Between Two Shores del 2018 è forse il disco più irregolare, ma anche uno dei più rivelatori. Il titolo guarda alla condizione del marinaio che si trova a metà rotta, senza più una costa alle spalle né una davanti: immagine perfetta per un autore che in quegli anni attraversa lutti, impegno civile, il richiamo del viaggio via mare, il bisogno di uscire dall’autobiografia sentimentale senza riuscire del tutto a lasciarla. Hansard resta credibile anche quando è inquieto, anche quando il disco non si ricompone in un unico disegno, perché la sua grande fedeltà non è alla perfezione: è al processo. 

Il processo diventa programma con This Wild Willing nel 2019, Hansard sposa l’inventiva sonora dei The Frames con la disciplina lirica trovata nel percorso solista. Registrato in Francia con David Odlum, Joe Doyle, ROMY, i fratelli Khoshravesh e musicisti elettronici di Dublino, il lavoro si apre all’improvvisazione, alle ombre, alle strutture meno previste, al dilazionamento dei tempi. Un gesto rischioso e bellissimo, lo snodo più coraggioso della maturità hansardiana: non più la sola confessione, ma il paesaggio sonoro come luogo morale in cui il poeta non si limita a verbalizzare il turbamento ma gli costruisce attorno un habitat. 

L’ultimo vero compimento di questo arco è All That Was East Is West of Me Now nel 2023. Qui il pieno ritorno ai Frames non è nostalgico: è organico. L’album nasce da cinque serate semi-clandestine in un piccolo pub dell’ovest di Dublino, davanti a contadini, lavoratori, tiratori di freccette, gente che a volte ascolta e a volte no. Hansard lo dice in modo memorabile: una canzone diventa sé stessa solo attraverso la testimonianza dei presenti. Da quel laboratorio comunitario nasce un disco che guarda al tempo non come malinconia di fine corsa, ma come energia abitata da una serenità nuova, legata anche alla paternità e alla vita con Maire Saaritsa.

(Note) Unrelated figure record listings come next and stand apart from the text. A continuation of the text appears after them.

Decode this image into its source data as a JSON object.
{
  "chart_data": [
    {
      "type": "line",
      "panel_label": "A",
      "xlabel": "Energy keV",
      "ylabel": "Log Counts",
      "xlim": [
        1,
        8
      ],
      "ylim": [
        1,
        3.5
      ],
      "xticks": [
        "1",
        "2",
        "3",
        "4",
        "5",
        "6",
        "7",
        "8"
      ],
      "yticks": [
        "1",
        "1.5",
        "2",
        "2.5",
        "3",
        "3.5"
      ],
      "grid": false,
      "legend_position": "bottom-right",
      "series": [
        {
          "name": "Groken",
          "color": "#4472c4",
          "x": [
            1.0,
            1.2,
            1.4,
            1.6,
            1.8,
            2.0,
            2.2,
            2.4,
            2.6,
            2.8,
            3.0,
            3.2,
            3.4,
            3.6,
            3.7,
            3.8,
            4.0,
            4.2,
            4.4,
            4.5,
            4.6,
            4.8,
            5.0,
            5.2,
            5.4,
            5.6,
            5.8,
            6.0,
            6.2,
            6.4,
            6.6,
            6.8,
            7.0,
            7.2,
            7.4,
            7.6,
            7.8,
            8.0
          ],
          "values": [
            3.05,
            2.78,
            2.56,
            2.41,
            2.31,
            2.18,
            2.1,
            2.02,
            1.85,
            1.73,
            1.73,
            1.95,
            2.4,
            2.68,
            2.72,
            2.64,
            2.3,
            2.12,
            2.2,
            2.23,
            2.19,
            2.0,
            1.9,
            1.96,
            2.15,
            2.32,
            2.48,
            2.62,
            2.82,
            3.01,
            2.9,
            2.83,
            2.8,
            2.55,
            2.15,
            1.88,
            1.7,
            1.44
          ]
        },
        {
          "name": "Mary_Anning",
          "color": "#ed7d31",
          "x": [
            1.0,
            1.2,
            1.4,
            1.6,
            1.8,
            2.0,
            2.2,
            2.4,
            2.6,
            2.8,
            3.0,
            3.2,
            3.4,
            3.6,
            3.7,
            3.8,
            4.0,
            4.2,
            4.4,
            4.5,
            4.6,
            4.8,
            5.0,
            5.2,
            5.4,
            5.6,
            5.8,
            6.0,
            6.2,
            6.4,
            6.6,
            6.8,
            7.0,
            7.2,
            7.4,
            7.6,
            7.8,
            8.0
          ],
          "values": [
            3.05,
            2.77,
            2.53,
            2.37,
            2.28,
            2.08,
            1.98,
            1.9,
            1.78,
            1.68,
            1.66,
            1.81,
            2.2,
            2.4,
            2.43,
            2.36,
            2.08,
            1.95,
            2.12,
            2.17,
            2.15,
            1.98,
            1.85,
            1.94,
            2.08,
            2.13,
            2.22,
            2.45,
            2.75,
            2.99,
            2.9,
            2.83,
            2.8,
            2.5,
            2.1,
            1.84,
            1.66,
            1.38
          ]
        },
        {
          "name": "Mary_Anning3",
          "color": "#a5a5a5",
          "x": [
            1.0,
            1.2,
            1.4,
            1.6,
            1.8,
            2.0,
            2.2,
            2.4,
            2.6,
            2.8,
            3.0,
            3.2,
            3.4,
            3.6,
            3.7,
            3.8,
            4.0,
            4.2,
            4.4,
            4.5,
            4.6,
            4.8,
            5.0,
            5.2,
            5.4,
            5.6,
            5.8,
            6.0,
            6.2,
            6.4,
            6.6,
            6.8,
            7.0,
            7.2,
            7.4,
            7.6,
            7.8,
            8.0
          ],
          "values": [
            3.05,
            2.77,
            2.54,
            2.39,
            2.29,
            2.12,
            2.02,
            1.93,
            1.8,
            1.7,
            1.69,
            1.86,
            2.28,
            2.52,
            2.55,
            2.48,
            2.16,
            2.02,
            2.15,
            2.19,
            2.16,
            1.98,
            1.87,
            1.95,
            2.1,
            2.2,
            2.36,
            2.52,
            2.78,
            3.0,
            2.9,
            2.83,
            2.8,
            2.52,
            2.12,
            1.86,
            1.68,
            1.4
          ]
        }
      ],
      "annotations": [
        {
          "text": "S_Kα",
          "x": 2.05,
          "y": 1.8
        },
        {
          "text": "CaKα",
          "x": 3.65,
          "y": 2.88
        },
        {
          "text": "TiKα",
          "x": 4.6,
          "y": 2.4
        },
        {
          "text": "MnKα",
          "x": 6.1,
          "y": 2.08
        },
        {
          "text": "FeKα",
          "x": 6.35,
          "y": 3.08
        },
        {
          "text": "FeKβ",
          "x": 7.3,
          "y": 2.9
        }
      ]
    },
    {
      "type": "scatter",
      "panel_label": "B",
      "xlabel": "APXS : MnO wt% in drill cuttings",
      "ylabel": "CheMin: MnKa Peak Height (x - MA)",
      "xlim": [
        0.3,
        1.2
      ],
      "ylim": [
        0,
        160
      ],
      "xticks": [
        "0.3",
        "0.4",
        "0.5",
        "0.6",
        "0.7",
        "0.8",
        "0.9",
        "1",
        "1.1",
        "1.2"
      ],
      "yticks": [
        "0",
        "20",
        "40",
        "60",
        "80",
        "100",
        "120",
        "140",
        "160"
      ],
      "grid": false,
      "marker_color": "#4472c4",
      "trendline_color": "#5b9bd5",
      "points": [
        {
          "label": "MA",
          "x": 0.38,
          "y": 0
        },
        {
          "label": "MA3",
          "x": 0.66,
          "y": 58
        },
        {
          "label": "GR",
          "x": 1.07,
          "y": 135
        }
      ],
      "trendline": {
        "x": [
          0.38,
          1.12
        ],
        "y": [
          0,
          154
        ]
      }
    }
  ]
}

La vera continuità, allora, non è soltanto stilistica. È etica. Hansard attraversa tutta la sua opera con pochi nuclei costanti...  Longing dicono gli anglofoni, nostalgia di qualcosa che forse non abbiamo mai davvero posseduto: un desiderio profondo, dolce e doloroso, che continua a chiamarci da lontano. Per Hansard è fame di casa e insieme di oltrepassamento, e la redenzione è un gesto concreto, Dublino non è una cartolina ma è un metodo, luogo in cui la voce deve misurarsi con strada, pubblico e memoria sociale.

Infine la collaborazione è condizione per cui il brano smette di essere proprietà dell’autore e diventa un bene condiviso, un gesto di liberazione verso l'affermazione personale come senso di appartenenza in un'opera allargata a chiunque trovi il coraggio di aggiungersi all'ascolto. Lo stesso coraggio che serve per salutare per l'ultima volta un artista che ha dato dignità tanto al dolore più profondo, quanto alla più frivola delle paure.